I pondered. “Mamma says it is a very noble calling, authorship,” I remembered, “and that any one ought to be very proud and glad to be able to write books, because they give people happiness and make them forget things; and that one ought to be very good if one is going to be an author, so as to be worthy to help and teach others.”
“And do you try to be good, Paul?” he enquired.
“Yes,” I answered; “but it's very hard to be quite good—until of course you're grown up.”
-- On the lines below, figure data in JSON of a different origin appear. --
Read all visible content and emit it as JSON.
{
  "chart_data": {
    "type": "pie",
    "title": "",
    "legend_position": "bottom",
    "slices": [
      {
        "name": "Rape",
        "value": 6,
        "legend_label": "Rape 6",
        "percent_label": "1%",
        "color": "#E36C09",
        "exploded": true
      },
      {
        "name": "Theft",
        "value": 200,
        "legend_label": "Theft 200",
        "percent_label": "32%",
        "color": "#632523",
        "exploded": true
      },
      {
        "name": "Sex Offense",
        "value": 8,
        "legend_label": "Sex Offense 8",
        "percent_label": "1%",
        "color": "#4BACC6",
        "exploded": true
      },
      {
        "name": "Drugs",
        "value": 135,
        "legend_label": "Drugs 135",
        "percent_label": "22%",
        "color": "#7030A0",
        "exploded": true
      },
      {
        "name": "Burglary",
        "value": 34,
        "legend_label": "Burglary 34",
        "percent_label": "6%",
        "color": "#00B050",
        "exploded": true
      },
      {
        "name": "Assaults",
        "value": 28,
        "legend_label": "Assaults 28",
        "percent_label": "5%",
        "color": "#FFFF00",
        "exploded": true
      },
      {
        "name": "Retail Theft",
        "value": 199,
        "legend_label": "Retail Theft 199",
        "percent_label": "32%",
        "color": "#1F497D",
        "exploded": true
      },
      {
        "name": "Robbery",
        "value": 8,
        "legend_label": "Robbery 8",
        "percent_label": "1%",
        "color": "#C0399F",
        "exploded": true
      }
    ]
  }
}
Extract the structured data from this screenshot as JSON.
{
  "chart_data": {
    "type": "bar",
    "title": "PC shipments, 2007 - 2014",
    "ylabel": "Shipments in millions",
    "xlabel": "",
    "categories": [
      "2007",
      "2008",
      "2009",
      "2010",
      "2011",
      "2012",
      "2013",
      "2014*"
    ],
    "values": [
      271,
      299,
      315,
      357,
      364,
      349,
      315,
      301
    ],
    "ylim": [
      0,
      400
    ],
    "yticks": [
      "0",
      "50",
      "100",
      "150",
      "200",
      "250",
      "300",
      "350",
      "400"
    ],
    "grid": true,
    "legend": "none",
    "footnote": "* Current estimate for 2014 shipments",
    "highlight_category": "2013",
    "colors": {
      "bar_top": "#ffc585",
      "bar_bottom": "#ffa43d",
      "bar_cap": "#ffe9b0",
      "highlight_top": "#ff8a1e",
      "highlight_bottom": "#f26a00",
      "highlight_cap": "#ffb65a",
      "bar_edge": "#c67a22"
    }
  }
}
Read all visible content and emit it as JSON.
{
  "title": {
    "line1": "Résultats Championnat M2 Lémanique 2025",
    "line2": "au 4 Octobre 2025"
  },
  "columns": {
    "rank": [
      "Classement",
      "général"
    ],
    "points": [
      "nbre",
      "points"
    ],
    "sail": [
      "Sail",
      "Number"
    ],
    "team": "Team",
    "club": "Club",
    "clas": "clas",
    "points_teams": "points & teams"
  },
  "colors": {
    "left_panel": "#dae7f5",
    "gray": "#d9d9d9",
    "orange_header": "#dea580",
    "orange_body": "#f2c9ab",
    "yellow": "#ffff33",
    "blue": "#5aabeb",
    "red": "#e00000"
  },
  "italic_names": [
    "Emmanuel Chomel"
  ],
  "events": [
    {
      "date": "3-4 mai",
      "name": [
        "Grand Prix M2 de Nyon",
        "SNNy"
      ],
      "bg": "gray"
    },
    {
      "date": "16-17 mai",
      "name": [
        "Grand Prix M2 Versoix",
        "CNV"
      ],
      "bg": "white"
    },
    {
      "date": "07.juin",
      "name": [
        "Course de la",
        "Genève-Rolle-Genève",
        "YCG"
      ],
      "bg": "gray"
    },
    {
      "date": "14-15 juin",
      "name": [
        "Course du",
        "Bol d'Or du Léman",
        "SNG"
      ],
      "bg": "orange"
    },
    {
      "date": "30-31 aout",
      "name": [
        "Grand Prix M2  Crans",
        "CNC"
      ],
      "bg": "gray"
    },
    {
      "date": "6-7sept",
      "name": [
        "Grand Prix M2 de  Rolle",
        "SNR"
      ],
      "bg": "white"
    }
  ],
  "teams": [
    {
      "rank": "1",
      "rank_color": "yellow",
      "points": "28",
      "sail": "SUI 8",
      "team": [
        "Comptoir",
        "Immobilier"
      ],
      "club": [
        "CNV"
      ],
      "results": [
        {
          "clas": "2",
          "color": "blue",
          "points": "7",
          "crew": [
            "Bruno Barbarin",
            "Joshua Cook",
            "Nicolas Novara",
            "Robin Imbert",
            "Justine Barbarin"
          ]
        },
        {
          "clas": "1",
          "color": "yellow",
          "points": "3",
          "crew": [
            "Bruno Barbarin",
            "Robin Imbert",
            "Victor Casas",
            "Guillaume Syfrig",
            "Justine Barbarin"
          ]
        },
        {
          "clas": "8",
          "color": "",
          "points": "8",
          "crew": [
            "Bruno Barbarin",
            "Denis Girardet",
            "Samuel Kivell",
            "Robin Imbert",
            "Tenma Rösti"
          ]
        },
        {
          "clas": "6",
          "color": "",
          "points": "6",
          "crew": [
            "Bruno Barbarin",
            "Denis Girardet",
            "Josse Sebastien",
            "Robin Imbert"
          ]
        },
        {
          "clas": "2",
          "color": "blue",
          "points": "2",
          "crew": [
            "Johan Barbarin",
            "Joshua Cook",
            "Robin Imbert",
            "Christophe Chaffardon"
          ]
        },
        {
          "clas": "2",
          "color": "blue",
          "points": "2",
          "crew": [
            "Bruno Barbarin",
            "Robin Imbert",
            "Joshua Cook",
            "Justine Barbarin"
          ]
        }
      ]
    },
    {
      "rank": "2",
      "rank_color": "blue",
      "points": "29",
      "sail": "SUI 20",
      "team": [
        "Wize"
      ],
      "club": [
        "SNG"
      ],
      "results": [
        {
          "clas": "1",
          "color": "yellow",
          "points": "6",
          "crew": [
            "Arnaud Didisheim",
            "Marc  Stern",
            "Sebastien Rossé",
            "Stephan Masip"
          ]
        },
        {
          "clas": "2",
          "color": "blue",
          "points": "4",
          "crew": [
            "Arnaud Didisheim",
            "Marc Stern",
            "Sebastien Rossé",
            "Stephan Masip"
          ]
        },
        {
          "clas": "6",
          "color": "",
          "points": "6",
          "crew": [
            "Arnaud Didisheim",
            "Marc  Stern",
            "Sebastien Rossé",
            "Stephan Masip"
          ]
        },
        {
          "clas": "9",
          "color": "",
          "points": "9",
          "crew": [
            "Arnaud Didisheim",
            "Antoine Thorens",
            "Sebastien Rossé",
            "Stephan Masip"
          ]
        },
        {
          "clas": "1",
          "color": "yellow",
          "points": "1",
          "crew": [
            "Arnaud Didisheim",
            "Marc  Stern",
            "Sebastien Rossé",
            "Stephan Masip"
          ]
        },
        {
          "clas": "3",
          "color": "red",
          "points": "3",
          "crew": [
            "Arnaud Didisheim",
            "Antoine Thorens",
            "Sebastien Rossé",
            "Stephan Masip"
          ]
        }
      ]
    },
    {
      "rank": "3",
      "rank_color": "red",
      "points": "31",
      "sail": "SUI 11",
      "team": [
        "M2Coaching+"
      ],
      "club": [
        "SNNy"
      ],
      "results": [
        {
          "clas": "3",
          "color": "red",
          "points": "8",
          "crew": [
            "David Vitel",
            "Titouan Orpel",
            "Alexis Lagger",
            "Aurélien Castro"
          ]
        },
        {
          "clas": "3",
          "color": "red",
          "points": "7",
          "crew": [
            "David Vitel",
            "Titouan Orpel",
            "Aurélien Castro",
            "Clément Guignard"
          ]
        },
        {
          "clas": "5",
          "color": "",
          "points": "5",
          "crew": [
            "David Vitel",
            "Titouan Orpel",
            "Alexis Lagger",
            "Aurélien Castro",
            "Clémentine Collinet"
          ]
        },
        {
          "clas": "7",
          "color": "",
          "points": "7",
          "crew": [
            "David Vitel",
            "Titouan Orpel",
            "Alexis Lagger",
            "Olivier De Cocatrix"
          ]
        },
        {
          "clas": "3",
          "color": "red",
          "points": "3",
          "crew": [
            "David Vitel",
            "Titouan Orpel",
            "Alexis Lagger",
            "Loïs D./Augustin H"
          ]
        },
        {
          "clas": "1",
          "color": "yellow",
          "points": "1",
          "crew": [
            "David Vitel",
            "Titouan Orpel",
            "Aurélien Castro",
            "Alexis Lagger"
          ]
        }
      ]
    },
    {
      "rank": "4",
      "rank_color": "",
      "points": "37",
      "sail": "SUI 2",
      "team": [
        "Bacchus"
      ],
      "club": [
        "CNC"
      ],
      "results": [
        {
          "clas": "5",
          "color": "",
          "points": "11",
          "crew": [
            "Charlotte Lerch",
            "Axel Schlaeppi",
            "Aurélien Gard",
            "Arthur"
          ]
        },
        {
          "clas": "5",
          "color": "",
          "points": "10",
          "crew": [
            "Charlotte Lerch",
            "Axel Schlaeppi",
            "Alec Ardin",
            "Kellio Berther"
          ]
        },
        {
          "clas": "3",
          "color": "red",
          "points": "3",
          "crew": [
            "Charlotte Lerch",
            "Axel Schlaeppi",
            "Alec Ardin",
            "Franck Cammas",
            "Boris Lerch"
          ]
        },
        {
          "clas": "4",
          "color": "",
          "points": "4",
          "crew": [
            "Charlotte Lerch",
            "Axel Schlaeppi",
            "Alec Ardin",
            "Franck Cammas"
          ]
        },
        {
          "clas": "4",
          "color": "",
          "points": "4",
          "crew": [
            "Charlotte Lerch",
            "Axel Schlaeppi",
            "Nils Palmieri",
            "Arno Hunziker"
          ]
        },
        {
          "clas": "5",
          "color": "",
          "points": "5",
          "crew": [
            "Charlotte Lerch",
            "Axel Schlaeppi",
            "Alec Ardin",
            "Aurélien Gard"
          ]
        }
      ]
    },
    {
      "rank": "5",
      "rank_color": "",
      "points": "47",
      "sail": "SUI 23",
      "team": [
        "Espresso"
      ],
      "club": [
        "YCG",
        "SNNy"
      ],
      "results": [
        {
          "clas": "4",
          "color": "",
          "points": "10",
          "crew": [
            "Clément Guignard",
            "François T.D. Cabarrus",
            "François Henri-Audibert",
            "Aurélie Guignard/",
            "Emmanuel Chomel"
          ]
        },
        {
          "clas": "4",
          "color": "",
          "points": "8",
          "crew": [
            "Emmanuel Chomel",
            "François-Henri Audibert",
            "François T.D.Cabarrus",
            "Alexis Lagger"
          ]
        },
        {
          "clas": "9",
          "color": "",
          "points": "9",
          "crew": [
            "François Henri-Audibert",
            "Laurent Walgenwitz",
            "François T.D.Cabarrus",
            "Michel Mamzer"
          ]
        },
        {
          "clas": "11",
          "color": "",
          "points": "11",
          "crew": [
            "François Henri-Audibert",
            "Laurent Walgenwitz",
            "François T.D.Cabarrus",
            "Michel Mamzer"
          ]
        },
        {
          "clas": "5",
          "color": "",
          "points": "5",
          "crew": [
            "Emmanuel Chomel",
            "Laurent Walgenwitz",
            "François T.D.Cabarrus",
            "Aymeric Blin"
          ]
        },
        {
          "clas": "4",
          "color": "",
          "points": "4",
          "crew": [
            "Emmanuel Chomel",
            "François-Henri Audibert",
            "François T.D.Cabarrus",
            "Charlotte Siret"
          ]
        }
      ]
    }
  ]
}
He smiled, but more to himself than to me. “Yes,” he said, “I suppose it is difficult to be good until you are grown up. Perhaps we shall all of us be good when we're quite grown up.” Which, from a gentleman with a grey beard, appeared to me a puzzling observation.
“And what else does mamma say about literature?” he asked. “Can you remember?”
Again I pondered, and her words came back to me. “That he who can write a great book is greater than a king; that the gift of being able to write is given to anybody in trust; that an author should never forget he is God's servant.”
He sat for awhile without speaking, his chin resting on his folded hands supported by his gold-topped cane. Then he turned and laid a hand upon my shoulder, and his clear, bright eyes were close to mine.
“Your mother is a wise lady, Paul,” he said. “Remember her words always. In later life let them come back to you; they will guide you better than the chatter of the Clubs.”
“And what modern authors do you read?” he asked after a silence: “any of them—Thackeray, Bulwer Lytton, Dickens?”
“I have read 'The Last of the Barons,'” I told him; “I like that. And I've been to Barnet and seen the church. And some of Mr. Dickens'.”